Северус украдкой смотрит на Мэри. Что она чувствует к нему? Не любовь, наверное. Им некогда влюбляться. Просто влечение? Он думает о том, что его никто еще не любил. Ни мать, ни отец, ни Лили, и если бы Мэри… Но не слишком ли она хороша для него? Он и сам до конца не понимает своих ощущений, только знает, что это — другое, не то, что он испытывал к Лили, но он уверен, что влюблен. Ему нравятся ее волосы с золотинками, и ее глаза, и то, как она улыбается, и ее маленькие руки — все! Такого не бывает, когда кто-то просто нравится. Это — глубже. Просто сейчас им все время некогда разбираться в себе, ни ему, ни ей. Все происходит на бегу.
— О чем ты думаешь? — спрашивает она тихо.
— О тебе.
Ее щеки едва заметно розовеют.
— А именно?
— Ты красива, и ты мне нужна, — говорит он четко, чтобы она поняла. Но Мэри и без этого понимает и кивает в ответ. — И я благодарен за поддержку.
Она вопреки всему быстро сжимает его запястье и тут же выпускает. Если закончится война… И внутри его обжигает холодом. Ему, наверное, придется остаться в школе еще некоторое время, да и куда возьмут бывшего Пожирателя Смерти? А Мэри вернется к курсам мракоборцев. Он встряхивает головой. Нечего об этом думать сейчас, у них еще есть время.
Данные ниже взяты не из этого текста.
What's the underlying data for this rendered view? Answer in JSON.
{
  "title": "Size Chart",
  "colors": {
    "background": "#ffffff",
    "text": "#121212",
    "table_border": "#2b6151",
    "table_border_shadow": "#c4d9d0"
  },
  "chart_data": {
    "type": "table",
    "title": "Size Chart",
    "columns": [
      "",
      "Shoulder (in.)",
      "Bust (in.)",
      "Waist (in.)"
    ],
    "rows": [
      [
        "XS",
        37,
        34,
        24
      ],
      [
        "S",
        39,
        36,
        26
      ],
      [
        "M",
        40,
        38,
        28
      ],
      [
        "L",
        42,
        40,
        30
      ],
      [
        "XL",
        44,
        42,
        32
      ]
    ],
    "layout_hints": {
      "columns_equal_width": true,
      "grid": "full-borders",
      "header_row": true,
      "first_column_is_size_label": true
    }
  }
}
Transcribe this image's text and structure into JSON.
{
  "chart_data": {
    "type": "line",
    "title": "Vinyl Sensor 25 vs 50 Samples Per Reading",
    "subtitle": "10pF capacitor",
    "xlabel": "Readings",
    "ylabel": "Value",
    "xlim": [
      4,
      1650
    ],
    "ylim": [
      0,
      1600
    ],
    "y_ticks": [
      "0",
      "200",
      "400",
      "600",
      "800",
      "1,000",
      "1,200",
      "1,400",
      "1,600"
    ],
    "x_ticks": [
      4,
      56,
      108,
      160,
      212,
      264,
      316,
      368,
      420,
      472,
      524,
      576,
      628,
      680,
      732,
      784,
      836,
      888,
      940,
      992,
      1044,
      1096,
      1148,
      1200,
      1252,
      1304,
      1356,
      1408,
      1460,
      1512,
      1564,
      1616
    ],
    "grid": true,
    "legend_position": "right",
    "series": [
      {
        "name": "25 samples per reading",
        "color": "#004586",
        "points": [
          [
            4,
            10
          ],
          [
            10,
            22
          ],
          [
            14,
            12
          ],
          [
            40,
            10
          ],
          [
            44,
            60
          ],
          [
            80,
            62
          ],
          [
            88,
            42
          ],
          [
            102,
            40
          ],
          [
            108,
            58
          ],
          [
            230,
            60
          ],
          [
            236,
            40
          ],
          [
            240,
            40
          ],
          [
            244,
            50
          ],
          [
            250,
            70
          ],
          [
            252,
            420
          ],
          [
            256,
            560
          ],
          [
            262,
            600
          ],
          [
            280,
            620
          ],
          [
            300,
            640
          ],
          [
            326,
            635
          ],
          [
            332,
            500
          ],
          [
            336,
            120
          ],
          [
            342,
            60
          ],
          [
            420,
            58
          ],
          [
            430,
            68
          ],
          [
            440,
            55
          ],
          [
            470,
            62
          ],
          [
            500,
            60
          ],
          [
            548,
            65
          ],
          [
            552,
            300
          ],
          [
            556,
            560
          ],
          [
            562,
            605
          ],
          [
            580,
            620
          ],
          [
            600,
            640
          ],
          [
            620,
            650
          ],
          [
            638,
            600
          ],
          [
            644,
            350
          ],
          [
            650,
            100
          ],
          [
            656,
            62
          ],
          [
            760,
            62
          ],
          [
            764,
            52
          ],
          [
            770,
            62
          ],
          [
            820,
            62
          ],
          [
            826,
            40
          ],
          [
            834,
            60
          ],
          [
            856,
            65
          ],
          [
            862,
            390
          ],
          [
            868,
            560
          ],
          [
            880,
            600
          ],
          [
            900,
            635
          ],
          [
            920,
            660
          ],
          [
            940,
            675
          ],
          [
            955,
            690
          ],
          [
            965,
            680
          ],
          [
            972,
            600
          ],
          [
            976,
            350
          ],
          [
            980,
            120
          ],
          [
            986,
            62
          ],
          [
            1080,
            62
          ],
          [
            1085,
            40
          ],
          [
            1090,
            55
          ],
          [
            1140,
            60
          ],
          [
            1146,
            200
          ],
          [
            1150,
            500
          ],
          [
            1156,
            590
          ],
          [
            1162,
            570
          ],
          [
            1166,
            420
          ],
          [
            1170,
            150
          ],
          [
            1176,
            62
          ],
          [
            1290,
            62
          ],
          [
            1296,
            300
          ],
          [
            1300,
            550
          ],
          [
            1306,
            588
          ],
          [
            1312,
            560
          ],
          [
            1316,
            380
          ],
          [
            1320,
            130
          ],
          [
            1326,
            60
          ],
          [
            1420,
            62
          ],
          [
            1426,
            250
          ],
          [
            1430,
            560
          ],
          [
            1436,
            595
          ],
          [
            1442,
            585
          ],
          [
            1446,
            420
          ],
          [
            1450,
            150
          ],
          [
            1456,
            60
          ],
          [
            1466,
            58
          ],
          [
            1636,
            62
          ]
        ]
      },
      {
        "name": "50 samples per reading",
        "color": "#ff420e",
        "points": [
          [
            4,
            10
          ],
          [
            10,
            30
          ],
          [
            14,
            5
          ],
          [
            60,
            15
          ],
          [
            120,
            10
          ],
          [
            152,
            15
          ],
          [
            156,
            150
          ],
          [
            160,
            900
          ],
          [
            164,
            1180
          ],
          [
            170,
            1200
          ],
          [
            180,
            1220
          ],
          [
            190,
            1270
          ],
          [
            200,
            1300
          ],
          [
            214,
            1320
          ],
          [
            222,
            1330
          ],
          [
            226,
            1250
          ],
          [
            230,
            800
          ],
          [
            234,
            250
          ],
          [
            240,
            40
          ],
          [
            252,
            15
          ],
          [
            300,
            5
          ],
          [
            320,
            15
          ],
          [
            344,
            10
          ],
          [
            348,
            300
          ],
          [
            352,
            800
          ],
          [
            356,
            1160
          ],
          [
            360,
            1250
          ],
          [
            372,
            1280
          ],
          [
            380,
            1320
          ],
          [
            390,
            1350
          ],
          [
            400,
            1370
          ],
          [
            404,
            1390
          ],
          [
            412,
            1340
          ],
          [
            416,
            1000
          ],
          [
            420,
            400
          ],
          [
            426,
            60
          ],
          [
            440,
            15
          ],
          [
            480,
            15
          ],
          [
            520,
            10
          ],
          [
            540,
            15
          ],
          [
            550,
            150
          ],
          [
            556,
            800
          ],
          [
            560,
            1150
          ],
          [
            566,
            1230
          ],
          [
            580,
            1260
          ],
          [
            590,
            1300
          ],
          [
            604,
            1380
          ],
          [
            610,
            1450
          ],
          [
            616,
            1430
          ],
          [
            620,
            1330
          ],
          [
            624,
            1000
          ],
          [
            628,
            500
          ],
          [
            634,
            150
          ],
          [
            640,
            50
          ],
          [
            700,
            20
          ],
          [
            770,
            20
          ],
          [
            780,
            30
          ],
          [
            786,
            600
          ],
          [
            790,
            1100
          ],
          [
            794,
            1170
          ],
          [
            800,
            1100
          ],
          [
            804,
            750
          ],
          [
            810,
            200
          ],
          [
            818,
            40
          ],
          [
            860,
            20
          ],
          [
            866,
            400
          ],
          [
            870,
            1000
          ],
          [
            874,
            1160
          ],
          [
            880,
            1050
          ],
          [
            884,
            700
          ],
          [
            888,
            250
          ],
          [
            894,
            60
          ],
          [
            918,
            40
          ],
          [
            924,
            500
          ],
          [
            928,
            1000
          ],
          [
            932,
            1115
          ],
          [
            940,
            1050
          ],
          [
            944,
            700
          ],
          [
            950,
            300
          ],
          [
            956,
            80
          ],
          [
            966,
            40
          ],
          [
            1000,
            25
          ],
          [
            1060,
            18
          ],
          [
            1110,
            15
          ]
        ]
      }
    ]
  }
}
День тянется долго, и на какое-то время Северус полностью погружается в пучину уроков, котлов, разлитых зелий и неудачных ожогов. Придется написать технику безопасности и заставить всех ее выучить, от первокурсников до старших. И когда он добирается до диванчика напротив камина, Мэри уже его ждет. Он садится рядом и устало целует ее, и она живо отвечает на поцелуй. Все внутри него сразу вспыхивает: новое, приятное ощущение. У него были девушки на одну ночь — ничего особенного, он даже не помнит их лиц, да и были они лишь для самоутверждения пару лет назад.
— Я очень хочу, чтобы твой отец выздоровел.
— Я тоже.
— Знаешь, — Мэри прижимается к нему и обнимает за шею. — Я почему-то с самой первой встречи почувствовала, что хочу быть возле тебя. Ты всегда был для меня человеком, на которого можно положиться и которому можно доверять, а это самое главное. Чувства вырастают из уважения.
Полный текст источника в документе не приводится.